Nihon Kai

by The Charlie on Tue, October 19, 2010

When the need strikes for a bit of fish in your diet, you can't go wrong with Japanese. Be it raw or grilled superbly, Nihon Kai is a worthy addition to your list of dinner places. Relaxed, unpretentious and you get to dine with all walks of life in this little gem. Only problem is everyone wants to eat here too...

Open up and say aaah...

Foodster's Verdict

Nihon Kai
  • Romantic
  • Business
  • Air Conditioned
  • Credit Card
  • Address

    4-2, Jalan Telok Gadong, Off Jalan Klang Lama, Batu 3
    Tel: 03 7982 3668

  • Open

    Daily: 12.00pm-3.00pm, 6.00pm-10.00pm

  • Pros

    Consistent quality across their menu; raw and cooked items are of the same calibre.

  • Cons

    Get there as early as you can – there is a wait even during weeknights.

  • Price Range

    RM 70

  • Parking


  • Certification

    Pork Free

How in the world did Old Klang Road suddenly become this rough where diamonds of Japanese restaurants could be found? First there was Sanuki Udon with its brilliant offerings of udon and yakitori. Not long after, a friend pointed me in the direction of Nihon Kai. We now find ourselves braving the evening traffic crawl to satiate our Japanese food cravings...

Just like Sanuki, you will not notice Nihon Kai if you are not looking. We reach the brightly lit corner shop a little after 7 o’clock, and already there is a wait for a table. The restaurant is a bit of a mixed bag of atmospheres: there are booths, counters and sidewalk seating. Diners of all variety are there too. When we are eventually steered to the tables upstairs, we had to squeeze in between a lively group of colleagues and a father out with his toddler daughter.
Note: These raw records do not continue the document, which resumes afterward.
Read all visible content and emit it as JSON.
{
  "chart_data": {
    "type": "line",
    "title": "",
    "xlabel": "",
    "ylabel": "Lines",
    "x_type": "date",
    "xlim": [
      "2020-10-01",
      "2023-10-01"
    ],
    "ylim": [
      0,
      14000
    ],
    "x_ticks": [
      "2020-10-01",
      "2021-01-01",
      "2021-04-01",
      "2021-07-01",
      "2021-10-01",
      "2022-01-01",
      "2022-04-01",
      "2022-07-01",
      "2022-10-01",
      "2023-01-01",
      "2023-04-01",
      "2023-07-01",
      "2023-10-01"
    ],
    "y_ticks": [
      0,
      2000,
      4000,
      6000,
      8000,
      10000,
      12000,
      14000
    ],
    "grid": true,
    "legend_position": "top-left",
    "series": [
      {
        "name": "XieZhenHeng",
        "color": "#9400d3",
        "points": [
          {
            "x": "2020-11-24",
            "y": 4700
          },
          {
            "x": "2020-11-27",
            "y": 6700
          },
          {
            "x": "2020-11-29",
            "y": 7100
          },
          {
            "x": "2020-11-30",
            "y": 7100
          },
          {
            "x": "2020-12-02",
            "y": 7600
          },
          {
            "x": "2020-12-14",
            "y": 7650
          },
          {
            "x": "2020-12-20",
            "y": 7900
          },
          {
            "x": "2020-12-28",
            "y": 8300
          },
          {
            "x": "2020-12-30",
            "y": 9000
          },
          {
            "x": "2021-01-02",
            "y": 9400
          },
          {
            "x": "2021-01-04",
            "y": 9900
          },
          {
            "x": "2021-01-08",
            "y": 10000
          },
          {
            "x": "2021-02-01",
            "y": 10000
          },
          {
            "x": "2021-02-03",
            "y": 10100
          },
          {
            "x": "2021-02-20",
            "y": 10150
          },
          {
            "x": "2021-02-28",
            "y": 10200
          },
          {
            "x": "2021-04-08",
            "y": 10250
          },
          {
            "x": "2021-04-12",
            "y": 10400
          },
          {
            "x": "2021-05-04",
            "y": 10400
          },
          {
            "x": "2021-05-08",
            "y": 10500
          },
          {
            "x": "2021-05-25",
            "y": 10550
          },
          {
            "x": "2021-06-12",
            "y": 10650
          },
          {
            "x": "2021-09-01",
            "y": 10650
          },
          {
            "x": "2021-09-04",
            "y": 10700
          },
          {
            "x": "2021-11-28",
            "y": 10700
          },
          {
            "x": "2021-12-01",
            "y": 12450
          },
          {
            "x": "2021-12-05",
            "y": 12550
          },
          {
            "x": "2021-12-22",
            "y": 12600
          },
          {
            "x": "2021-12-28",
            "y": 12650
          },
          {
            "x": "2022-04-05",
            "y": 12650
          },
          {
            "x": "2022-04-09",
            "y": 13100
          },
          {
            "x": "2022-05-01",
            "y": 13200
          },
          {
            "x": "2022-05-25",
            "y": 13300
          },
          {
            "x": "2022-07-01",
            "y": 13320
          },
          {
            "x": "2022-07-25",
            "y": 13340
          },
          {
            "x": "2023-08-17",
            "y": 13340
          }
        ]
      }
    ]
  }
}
Wanting to sample a wide variety without busting our guts, we order a mixed sashimi platter, Nihon Kai’s special maki, and agedashi tofu. I had originally wanted to order shake atama (salmon fish head with ginger sauce) but they had run out, so a saba shioyaki (grilled mackerel with salt) is a great substitute
A rather kitschy boat of sashimi arrives first. When I say boat, I mean the platter is literally shaped like one. Thankfully, the sashimi itself is in very good taste. The tuna is so clean and tender, I immediately claim both slices. Many Japanese restaurants, even the higher end ones, tend to serve tuna that is a little stringy when pulled apart. The ones here darn near melt in my mouth! The salmon is excellent too, with a good bite. My dinner companion says the crab sticks smell a little off, which makes me glad I did not reach for any.

Nihonkai Special Maki is a little different from many makis I have had before. First of all, it is wrapped in what seems to be spring roll skins. I then proceed to dissect one on my plate to peek at what is inside. Little pieces of salmon nestled in julienned cucumbers, with random crunchy bits that taste like leftover tempura batter. All that, topped with mayo and roe. It is fresh, crispy, a little confusing, but delicious all over.

Agedashi tofu is a must order for me at any Japanese restaurant. Quiet comfort food, their version is not a standout, but does not disappoint either. What does stand out, is the grilled mackerel. Oh, where do I start? A gentle squeeze of lemon and that is all I need to lapse into one of my now-infamous foodgasmic states of bliss. Oh, mackerel. The skin is crisp, the flesh firm yet flaky. My dinner companion surrenders the fish to me, knowing he has lost the battle for mackerel. I thank him with a grunt and clean the fish out with my hands until there are only bones left. There are few things in life better than simply grilled fish. How great is it to know that my desert island dish of choice is realistically available on a desert island? The South East Asian in me wanted to tapau another order so I could have it at home with sambal belacan and rice, but I restrain myself.

The eventual bill comes up to over RM70. A little high, but entirely worth it for the occasional treat. Restaurants like this reaffirm my belief that mom-and-pop shops are your best bet for great, authentic cuisines of any kind. And for a humble, unpretentious restaurant off Old Klang Road, it does not get much greater or more authentic than Nihon Kai.